I think the first one is to develop a plan, to commit as a government to analyzing the situation and to developing a plan similar to how the EU embeds, in its economic strategies and in its women's equality strategies, pay equity. Other countries have done this. They have planning. They integrate it into their planning. That would require the federal government to cooperate with provincial jurisdictions as well. So that's the first thing.
The federal sustainable development strategy talks about three kinds of elements that I think you could adapt. One of them is what is called an integrated whole-of-government picture of actions and results. In that strategy it's environmental sustainability, and here it's closing the gender gap. There's also the link between that and your expenditure planning. In other words, you're making some very concrete connections, and that includes—as I'll get to in a moment—effective measurement and reporting as part of that plan. So that's the first aspect of it.
The second aspect of it is incorporating into government decision-making a “closing the gender pay gap” analysis as part of the gender-based analysis you do. That means in fact saying, “Is the government policy contributing to closing the gender pay gap, is it doing nothing at all to the pay gap, or is it widening it?” We need to know that before we engage in government decision-making. That's another aspect of it that you would look at. That includes the budgeting, whether budgetary measures have those kinds of impacts, both in terms of trying to do positive measures.... I would see child care expenditures as something that would help contribute to closing the gender pay gap.

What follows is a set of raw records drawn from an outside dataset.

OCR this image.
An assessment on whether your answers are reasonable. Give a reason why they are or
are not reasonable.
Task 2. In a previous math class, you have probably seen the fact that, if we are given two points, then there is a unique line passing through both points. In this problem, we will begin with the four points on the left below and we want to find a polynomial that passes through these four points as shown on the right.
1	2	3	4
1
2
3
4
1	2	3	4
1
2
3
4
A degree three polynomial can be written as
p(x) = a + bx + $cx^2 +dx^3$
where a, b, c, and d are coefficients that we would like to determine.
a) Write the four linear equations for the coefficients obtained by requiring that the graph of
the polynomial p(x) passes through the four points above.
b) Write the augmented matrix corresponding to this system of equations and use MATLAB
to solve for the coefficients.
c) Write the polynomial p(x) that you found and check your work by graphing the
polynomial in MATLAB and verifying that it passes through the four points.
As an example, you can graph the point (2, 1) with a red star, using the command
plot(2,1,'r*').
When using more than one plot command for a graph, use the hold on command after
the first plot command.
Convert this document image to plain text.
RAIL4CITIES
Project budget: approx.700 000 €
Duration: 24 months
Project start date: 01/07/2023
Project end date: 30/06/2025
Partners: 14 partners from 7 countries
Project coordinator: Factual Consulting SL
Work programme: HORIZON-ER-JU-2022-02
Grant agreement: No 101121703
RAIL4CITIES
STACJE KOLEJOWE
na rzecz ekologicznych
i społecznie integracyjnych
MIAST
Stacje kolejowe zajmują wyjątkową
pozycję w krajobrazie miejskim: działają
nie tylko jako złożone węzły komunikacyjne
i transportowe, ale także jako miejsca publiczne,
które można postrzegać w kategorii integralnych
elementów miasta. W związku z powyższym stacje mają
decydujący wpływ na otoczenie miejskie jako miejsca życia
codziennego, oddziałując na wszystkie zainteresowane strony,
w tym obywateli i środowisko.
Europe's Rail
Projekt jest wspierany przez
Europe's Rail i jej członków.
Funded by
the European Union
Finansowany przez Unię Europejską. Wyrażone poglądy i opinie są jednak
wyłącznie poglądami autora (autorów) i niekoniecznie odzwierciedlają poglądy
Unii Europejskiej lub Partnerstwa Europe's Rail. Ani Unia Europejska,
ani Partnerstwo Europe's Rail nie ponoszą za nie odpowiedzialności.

I think the other thing to look at as well is the leadership role that the public sector can play. Generally around the world, the public sector has had an equalizing effect. There is generally a lower gender pay gap within the public sector. It generally has more progressive employment policies than the private sector does. It has a whole equalizing effect through leadership, which I think is important to keep in mind. This is particularly in relation to where you have privatization; it tends to sometimes destroy that equalizing effect, because when women are laid off into the private sector, often they lose a variety of the benefits they had in public sector employment, which has led to their lower pay gap.
The other final one is the issue of pay transparency. This was one of the key things the European Union did in its latest Equal Pay Day, in February. They required that by December 2015, EU states will report on how they are making pay transparency an obligation with respect to employers. It could be done in a number of different ways.
So one of the other ways the federal government could act is in requiring federally regulated public sector employers, and also federal contractors in terms of contract compliance, to be transparent about their pay. President Obama just issued an executive order with respect to that on the Equal Pay Day in the U.S. in April, talking about it with respect to federal contractors in the U.S. over which they had direct power. But it's one thing that could be done here.
Essentially what the EU talks about is that women shouldn't be paid less because they don't know what males with jobs within the workplace are being paid, and that there shouldn't be pay secrecy policies, which often serve to reinforce pay inequities. Either women don't speak up because they don't actually know what the pay policies are in a workplace, or they may come in and actually be paid differently for the same work: the male was paid more before coming in, asks for what he was previously paid, and someone agrees to pay him that or puts him on a higher step. There's a whole series of reasons why pay transparency is now one of the more innovative ways of trying to get at the pay gap.